Artificial Intelligence Cyber Defence System: AI systems being applied to detect vulnerabilities and execute response actions toward cyberattacks. Features may include self-healing, cyber defence, decision-support, risk management, pattern detection, cyber situation consciousness, projection, malware recognition, and data correlation. The goal is to strengthen the communication and information systems security by providing AI-based network resilience, prevention, and protection against cyber threats.

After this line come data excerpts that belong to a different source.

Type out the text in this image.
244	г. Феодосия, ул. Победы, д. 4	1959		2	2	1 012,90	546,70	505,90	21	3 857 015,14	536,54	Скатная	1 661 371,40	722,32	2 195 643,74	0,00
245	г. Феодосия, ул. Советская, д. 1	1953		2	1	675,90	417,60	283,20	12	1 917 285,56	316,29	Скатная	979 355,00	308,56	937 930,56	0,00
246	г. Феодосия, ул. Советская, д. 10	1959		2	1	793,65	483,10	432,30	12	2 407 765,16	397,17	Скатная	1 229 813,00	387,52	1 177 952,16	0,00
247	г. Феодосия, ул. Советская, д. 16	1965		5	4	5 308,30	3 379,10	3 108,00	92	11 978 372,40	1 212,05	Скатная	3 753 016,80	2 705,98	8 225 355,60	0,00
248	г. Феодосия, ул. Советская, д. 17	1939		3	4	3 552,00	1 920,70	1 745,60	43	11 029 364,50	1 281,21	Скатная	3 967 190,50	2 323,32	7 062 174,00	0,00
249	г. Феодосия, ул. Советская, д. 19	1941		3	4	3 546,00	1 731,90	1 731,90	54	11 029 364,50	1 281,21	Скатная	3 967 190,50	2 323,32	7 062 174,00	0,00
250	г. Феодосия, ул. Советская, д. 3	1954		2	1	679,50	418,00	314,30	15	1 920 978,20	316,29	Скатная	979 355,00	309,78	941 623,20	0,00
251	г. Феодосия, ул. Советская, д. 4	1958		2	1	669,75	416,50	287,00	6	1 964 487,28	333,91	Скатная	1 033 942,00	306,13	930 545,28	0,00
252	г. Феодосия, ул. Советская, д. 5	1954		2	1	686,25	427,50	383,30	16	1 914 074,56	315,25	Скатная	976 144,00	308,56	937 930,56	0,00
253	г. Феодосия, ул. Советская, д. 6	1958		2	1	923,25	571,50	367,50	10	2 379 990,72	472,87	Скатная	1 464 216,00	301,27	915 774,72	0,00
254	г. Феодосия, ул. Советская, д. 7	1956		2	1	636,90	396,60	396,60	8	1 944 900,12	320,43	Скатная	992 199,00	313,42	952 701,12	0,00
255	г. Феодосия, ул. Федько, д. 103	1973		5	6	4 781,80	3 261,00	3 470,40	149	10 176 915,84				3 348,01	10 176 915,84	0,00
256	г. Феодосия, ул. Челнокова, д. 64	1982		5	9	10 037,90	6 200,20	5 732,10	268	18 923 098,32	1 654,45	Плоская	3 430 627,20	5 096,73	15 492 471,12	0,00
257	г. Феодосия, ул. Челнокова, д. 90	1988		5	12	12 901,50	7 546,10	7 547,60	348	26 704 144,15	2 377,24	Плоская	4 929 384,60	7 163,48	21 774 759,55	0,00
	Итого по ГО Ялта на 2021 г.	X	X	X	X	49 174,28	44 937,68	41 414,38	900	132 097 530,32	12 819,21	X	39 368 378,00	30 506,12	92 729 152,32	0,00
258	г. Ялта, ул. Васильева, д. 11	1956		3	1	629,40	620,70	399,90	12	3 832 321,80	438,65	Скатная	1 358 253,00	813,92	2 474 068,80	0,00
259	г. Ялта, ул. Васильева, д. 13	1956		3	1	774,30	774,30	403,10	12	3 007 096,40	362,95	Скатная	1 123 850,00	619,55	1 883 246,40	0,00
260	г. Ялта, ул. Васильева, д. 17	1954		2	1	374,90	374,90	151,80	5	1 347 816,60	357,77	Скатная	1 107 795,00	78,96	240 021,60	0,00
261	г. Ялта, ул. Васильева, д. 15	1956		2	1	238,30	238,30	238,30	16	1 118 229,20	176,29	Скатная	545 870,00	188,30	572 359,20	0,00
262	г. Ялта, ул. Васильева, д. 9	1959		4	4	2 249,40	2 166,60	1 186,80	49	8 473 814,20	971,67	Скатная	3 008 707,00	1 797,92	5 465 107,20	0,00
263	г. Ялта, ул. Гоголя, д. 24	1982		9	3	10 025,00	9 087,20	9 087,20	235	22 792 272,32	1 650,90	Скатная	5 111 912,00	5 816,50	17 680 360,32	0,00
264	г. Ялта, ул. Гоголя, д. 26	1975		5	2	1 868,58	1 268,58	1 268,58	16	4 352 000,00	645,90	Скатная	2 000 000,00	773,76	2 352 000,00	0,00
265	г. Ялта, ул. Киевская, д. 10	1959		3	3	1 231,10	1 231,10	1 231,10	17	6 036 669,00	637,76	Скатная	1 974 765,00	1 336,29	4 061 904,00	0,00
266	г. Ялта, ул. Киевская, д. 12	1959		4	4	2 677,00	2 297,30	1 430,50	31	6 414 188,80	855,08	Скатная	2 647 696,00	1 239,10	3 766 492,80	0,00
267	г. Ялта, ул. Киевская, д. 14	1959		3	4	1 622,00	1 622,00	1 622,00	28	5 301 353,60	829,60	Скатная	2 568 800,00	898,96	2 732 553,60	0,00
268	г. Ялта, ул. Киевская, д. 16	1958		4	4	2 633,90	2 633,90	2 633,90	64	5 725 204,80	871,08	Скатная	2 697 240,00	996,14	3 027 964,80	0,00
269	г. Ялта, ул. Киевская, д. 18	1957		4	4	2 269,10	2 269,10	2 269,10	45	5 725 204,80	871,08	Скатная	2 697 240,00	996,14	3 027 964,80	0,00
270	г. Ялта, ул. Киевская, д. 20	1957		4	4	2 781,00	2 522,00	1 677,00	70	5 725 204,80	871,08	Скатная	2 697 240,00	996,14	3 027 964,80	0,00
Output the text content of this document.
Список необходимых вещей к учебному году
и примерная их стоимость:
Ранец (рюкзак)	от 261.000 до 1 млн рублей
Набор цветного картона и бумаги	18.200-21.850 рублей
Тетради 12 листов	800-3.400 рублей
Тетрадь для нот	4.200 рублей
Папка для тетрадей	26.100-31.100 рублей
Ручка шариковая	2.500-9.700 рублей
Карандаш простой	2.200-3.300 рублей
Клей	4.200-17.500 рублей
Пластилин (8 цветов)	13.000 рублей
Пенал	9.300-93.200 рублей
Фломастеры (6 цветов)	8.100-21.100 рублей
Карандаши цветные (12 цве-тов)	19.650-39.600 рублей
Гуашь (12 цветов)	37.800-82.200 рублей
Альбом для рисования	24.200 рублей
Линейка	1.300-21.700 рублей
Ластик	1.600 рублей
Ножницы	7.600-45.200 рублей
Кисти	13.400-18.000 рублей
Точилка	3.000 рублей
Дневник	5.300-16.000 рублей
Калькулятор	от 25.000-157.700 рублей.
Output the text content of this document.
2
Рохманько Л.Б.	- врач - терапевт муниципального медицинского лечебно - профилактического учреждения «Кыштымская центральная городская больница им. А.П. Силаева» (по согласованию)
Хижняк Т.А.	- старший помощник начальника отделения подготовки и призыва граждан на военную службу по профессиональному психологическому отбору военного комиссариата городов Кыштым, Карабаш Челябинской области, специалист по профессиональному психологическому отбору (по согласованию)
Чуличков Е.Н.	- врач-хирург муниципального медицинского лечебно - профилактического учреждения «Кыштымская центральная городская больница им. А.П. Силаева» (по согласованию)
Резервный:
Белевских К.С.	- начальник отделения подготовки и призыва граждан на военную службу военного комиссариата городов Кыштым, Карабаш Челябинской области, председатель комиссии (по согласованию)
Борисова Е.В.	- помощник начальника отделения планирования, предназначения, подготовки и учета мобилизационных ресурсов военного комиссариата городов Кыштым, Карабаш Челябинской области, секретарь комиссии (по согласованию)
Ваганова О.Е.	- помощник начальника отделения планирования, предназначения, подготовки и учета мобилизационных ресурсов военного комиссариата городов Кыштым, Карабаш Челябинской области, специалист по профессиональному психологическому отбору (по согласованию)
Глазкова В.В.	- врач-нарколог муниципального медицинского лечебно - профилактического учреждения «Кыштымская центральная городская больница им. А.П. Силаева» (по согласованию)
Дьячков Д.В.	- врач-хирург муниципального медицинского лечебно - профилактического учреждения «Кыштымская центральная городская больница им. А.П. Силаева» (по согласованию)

Cyber Attack: A cyberattack is a malicious action taken deliberately to exploit a computer system, networks and technology-dependent enterprises to cause damage or disrupt a computer network or system which may involve the attempt to access files and infiltrate, steal confidential data or compromise an IT related system. Result may be data theft, denial of service, attempt to access files and compromise security.
Internet of Things (IoT): This refers to a network of connected devices for generation, storage and transmission of data. Devices may be computing equipment, sensor-based objects, smart devices, mobile phones, etc. This is the latest networking paradigm: applications include smart cities, internet of vehicles, industrial internet of things, etc.
Smart City: A smart or intelligent city refer to new breed of technology -cities. Its elements include smart homes, smart manufacturing, intelligent transportation, etc. Development and management of such cities is technology based. The goal is to enable people living more comfortably in smart homes and work in more desirable environments.